If you can’t lift weights, then you can get yourself into some cardio workouts like swimming, walking, jogging, running or even cycling. This will also help your build up some muscle and tone up your body while you lose those body fat.

To Summarize

The main goal of theis diet plan is to reduce your carb intake from 20 to 50 grams per day, and get the rest of your calories from protein and fat.

This system will reduce your insulin level, your kidney will start shedding excess sodium and water in your body and your body will start burning the stored fat in your body.

The high protein content of your food will help reduce your appetite and hunger for food, which is the main reason why most people fail with other weight loss plans.

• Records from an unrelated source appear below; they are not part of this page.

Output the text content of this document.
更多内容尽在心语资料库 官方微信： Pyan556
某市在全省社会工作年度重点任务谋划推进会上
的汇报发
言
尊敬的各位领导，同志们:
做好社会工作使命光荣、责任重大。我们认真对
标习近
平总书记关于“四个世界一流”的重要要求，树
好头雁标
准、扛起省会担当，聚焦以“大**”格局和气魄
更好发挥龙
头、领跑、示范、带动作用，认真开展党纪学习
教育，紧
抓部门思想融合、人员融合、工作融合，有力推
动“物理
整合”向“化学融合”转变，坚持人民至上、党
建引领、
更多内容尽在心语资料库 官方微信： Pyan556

The protein will help crave less food and you’ll eat fewer calories per day, and this will result in consistent weight loss from your body.

Adding a moderate amount of exercise like lifting weights will help you build some muscles to replace the fat and will help tone up your body.

After a few weeks, you’ll hardly recognize yourself.

 The main benefit of this weight loss method is that it’s easy to follow. You can eat whatever you like provided it’s low carb, high protein and fats.